Released the same year as PSYCHO and PEEPING TOM, THE HYPNOTIC EYE is a more humble, less impactful shocker, but it's still pretty dark and sick for its era. I first heard of it somewhere around 1986, when I saw the bad movie documentary IT CAME FROM HOLLYWOOD (1982) late one night on cable, when its intriguing trailer was included among a slew of clips from notable examples of terrible cinema, and I only just got around to finally seeing it for myself. It was worth the wait.

The film opens with a hypnotized woman returning home from a Desmond performance, drenching her hair in a flammable substance thinking it's shampoo, and setting her head on fire with the burner on her apartment's stove. 
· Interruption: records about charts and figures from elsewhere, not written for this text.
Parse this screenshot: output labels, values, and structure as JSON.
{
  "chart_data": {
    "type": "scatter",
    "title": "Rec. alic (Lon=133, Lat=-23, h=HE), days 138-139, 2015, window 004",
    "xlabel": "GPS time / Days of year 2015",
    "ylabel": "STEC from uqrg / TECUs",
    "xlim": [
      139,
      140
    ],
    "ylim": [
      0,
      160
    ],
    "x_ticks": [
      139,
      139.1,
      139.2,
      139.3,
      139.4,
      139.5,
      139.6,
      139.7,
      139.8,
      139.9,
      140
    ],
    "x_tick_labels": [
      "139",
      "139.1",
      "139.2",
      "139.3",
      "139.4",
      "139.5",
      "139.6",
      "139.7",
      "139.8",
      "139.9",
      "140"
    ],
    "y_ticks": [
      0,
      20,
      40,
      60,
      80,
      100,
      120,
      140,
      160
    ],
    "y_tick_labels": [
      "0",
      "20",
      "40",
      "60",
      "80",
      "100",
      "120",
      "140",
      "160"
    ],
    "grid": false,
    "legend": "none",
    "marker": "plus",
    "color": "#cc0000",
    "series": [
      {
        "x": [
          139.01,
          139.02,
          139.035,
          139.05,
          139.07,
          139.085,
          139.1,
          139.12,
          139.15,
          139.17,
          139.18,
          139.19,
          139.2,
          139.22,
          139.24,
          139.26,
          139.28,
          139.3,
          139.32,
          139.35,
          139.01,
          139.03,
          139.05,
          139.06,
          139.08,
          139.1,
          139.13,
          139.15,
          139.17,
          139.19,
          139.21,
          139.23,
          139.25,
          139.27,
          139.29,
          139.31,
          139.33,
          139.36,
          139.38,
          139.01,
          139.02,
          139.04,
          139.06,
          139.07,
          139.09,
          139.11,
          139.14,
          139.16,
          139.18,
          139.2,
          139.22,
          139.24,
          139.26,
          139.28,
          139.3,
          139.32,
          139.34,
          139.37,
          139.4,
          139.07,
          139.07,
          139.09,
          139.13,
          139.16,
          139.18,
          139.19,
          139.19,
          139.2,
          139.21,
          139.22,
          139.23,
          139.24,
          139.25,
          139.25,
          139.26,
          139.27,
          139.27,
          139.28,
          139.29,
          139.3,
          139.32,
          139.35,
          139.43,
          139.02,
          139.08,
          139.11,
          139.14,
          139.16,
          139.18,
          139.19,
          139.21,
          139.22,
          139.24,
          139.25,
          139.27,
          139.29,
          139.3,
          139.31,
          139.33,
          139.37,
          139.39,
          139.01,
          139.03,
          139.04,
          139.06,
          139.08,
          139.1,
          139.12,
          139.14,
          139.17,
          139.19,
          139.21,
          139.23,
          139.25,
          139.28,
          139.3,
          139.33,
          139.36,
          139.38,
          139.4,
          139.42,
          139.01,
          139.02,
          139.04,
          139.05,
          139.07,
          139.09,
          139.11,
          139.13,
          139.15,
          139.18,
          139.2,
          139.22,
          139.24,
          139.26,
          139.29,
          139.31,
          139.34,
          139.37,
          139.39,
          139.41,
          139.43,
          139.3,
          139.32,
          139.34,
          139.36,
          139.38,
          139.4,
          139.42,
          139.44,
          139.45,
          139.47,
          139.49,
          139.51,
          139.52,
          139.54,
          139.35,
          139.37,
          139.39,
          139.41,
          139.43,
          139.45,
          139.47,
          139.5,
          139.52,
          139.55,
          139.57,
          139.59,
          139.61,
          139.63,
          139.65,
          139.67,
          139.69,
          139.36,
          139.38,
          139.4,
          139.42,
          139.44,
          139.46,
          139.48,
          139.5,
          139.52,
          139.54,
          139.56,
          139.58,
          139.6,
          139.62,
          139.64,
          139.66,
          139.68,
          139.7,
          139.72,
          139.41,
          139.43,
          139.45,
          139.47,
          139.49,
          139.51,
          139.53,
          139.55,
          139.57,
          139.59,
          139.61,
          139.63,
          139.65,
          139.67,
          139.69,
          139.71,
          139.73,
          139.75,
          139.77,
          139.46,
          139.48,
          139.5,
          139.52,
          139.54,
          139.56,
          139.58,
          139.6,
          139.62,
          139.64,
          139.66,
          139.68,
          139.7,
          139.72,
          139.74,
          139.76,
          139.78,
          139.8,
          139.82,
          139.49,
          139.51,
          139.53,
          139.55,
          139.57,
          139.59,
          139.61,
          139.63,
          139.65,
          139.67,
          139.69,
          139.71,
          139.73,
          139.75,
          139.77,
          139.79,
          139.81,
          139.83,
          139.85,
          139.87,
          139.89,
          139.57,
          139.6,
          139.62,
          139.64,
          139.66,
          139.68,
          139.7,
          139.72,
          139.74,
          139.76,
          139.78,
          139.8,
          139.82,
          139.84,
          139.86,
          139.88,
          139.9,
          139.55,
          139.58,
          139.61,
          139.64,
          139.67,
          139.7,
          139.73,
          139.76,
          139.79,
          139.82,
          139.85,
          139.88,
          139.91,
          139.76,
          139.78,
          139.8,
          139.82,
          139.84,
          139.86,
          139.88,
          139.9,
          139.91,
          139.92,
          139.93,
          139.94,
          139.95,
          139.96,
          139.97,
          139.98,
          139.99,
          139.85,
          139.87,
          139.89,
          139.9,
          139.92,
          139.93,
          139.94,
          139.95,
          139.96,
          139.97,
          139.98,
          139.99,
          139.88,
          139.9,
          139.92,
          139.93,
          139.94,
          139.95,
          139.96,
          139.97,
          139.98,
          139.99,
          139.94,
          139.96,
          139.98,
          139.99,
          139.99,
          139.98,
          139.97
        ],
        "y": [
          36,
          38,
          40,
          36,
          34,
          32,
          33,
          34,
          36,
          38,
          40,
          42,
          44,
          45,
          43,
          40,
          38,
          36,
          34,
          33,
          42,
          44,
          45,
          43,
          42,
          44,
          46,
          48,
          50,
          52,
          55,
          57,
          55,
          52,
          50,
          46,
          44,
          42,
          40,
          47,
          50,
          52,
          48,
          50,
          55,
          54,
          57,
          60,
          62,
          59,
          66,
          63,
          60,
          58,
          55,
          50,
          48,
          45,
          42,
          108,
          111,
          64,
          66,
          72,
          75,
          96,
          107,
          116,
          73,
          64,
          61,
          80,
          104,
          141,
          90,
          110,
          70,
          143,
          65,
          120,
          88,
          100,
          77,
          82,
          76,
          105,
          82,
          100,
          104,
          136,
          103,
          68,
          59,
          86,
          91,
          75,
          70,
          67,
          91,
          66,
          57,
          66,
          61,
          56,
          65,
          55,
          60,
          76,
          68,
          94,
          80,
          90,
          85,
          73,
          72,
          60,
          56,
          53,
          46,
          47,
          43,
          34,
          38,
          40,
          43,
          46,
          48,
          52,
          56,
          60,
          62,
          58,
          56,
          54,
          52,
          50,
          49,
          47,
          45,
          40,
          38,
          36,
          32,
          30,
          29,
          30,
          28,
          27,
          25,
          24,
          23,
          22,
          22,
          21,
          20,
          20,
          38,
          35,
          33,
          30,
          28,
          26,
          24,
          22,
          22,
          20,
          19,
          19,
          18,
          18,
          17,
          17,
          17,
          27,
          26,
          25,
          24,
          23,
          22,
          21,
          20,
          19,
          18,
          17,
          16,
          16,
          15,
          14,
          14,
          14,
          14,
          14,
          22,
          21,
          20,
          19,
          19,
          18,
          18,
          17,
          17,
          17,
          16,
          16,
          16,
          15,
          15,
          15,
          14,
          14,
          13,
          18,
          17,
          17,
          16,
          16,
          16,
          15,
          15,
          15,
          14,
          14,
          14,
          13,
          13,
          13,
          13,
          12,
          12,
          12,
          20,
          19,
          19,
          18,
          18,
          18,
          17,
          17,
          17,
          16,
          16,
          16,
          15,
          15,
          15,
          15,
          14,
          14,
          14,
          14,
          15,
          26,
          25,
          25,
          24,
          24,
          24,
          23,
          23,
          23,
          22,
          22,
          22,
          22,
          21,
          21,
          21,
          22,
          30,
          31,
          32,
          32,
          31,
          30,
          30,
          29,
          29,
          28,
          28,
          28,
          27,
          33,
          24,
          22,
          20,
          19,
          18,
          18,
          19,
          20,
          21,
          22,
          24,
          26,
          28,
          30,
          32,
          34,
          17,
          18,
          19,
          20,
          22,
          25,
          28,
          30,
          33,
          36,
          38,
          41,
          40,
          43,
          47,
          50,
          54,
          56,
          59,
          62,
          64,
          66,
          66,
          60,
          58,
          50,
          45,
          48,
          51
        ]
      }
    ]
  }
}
The film's horrifying opening shock.

The film opens abruptly with this, and when I realized what was about to happen, I let out a spontaneous "HOLY SHIT!!!" The effect is rather cheesy, but it's shocking nonetheless, and it must have been quite a jolt for audiences sixty-five years ago. And though we are told of mutilations involving a woman drinking lye, one obliviously washing her face with pure sulfuric acid, another stuffing her face into the spinning blades of a fan (thinking it was some kind of face massager), one slashing up her face with a straight razor while believing it was a makeup pen, and yet another who gouged out her eyes, we thankfully do not witness those dire events, as they likely would have been too much for the 1960 audience, plus to say nothing of the censors.

Clocking in at a brisk 79 minutes, THE HYPNOTIC EYE has little fat on it — the lone bit of filler is a performance by Desmond during the final act, but it serves the climax — gets right to the point, the plot moves at a lively pace, and it concludes in a satisfying manner without wearing out its welcome. Now largely forgotten, especially in the wake of its two game-changing contemporaries, THE HYPNOTIC EYE is worthy of rediscovery, and its sleazier aspects would make it a good double-feature with THE THING THAT COULDN'T DIE (1958).  

                                                       Poster from the theatrical release.